Modelling physical correlation of GNSS phase observations by means of turbulence theory

Leaders:  Prof. Dr.-Ing. Steffen Schön
Email:  schoen@ife.uni-hannover.de
Team:  Dr.-Ing. Markus Vennebusch
Year:  2011
Date:  12-01-11
Sponsors:  DFG (SCHO 1314/1-1).
Is Finished:  yes

Methodology

Turbulent irregularities in the lower atmosphere cause physical correlations between GNSS observables. This is also true for VLBI or optical measurements from SLR, LLR, or the digital zenith camera. Based on turbulence theory, a variance-covariance model was developed that reflects these correlations for GPS phase observations. Using this model, a fully-populated variance-covariance matrice (VCM) for the observations is obtained.

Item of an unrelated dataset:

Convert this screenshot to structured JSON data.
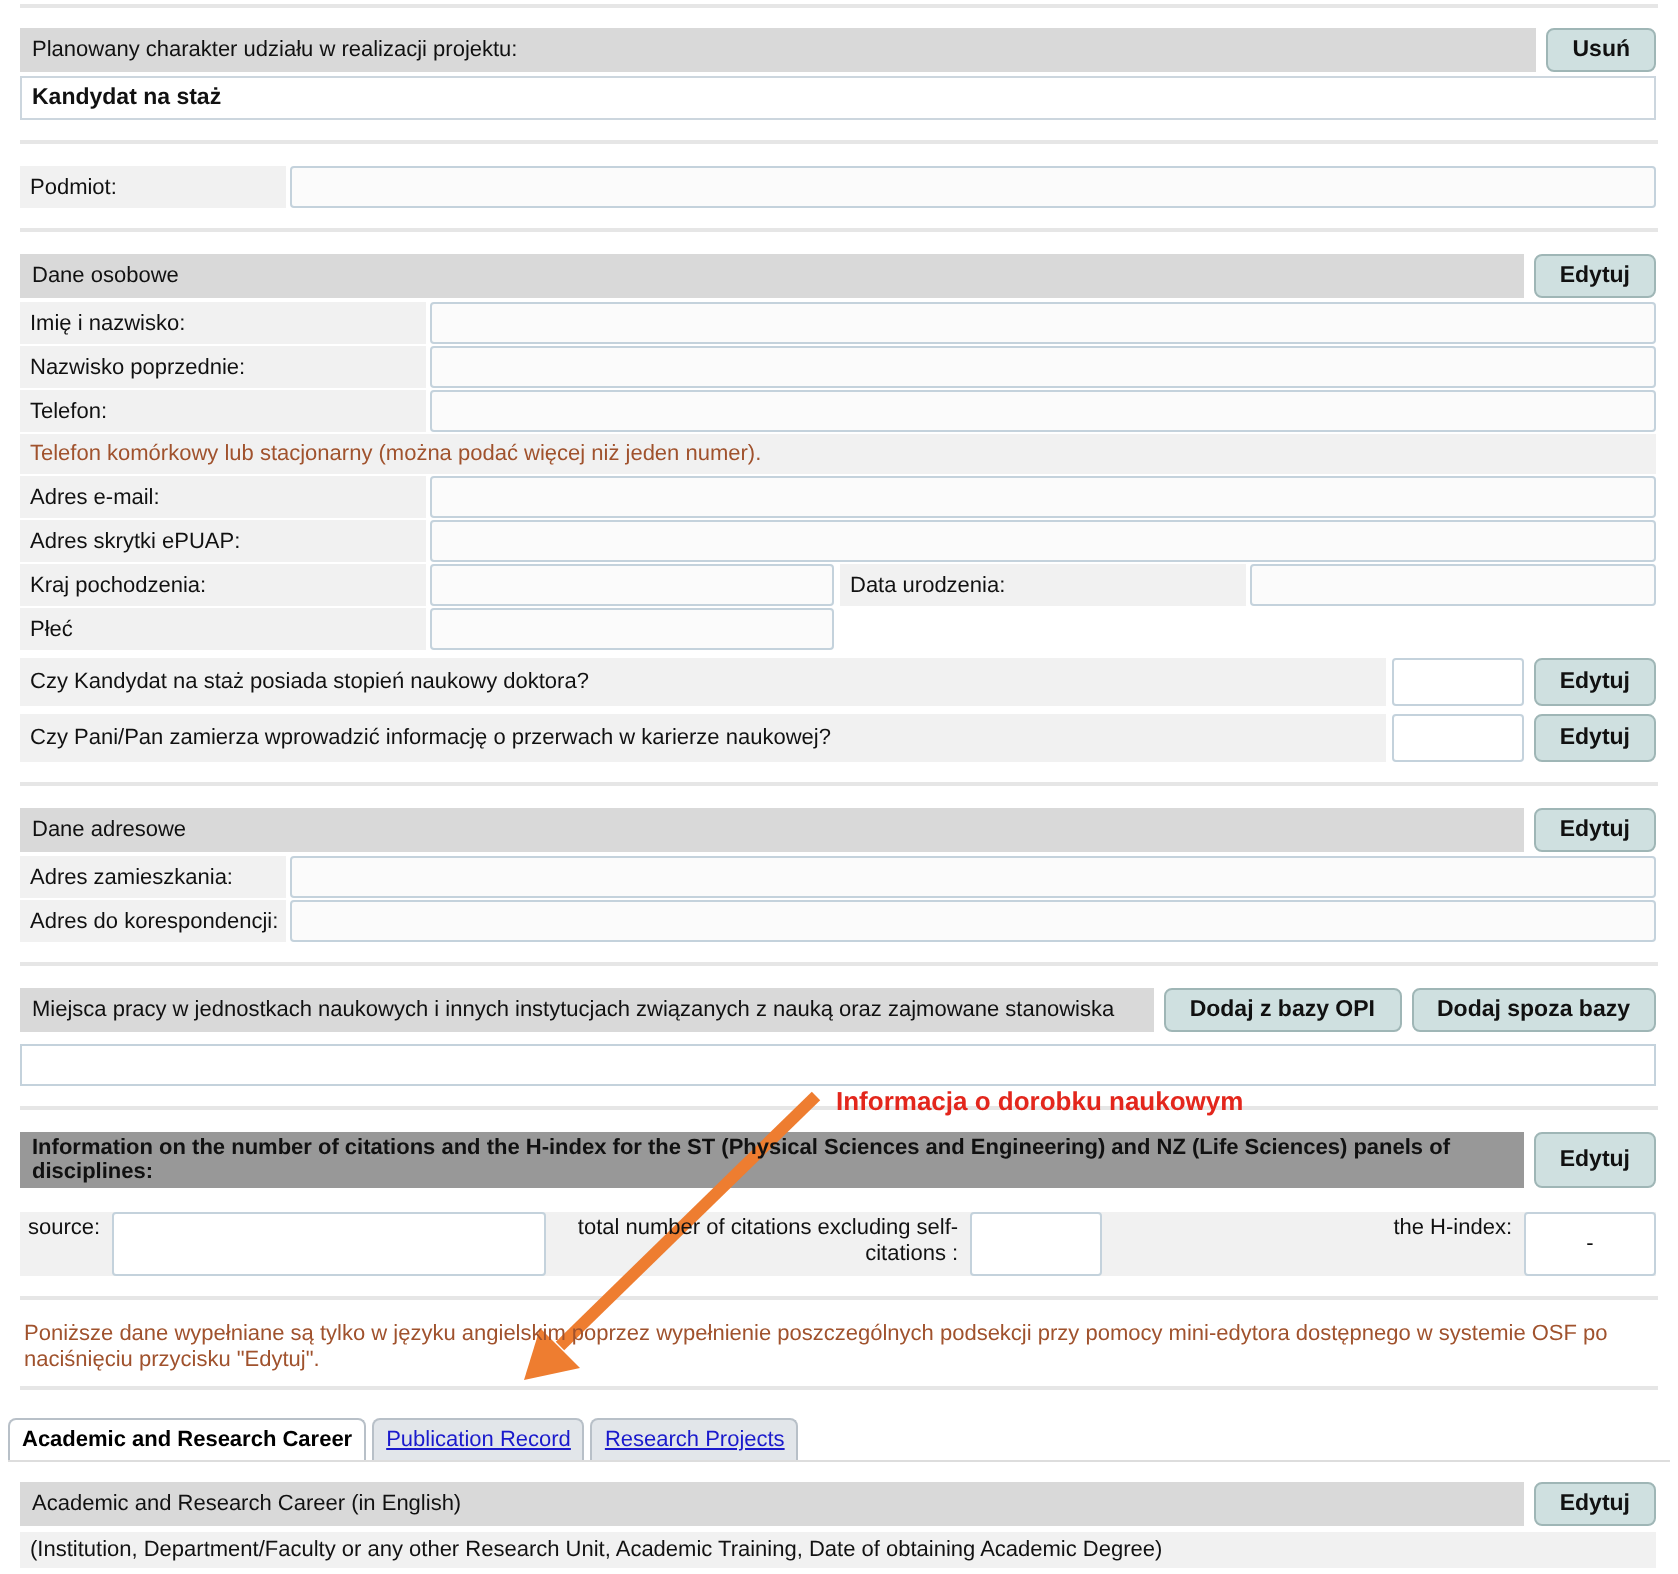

The main results are:

  • The obtained VCM depends not only on the satellite-station geometry but also on the prevailing atmospheric conditions.
  • The amount of the correlation between two GPS phase observations is inversely related to the separation distance of the corresponding ray paths through the turbulent atmosphere.

Figure 1: Simulated Variations of tropospheric total delays. The temporal behavior is modelled, using temporal structure functions. The mean average are reflected by the expected values determined by the turbulence theory.

Based on this Model, Sensitivity alaysises and simulations of the Variation of tropospheric total delays were carried out.


Figure 2: Spatial behavior of the tropospheric total delay, determined by  'Precise Point Positioning'-Solutions of a 16 km network of linear design measured by six GPS-Receiver.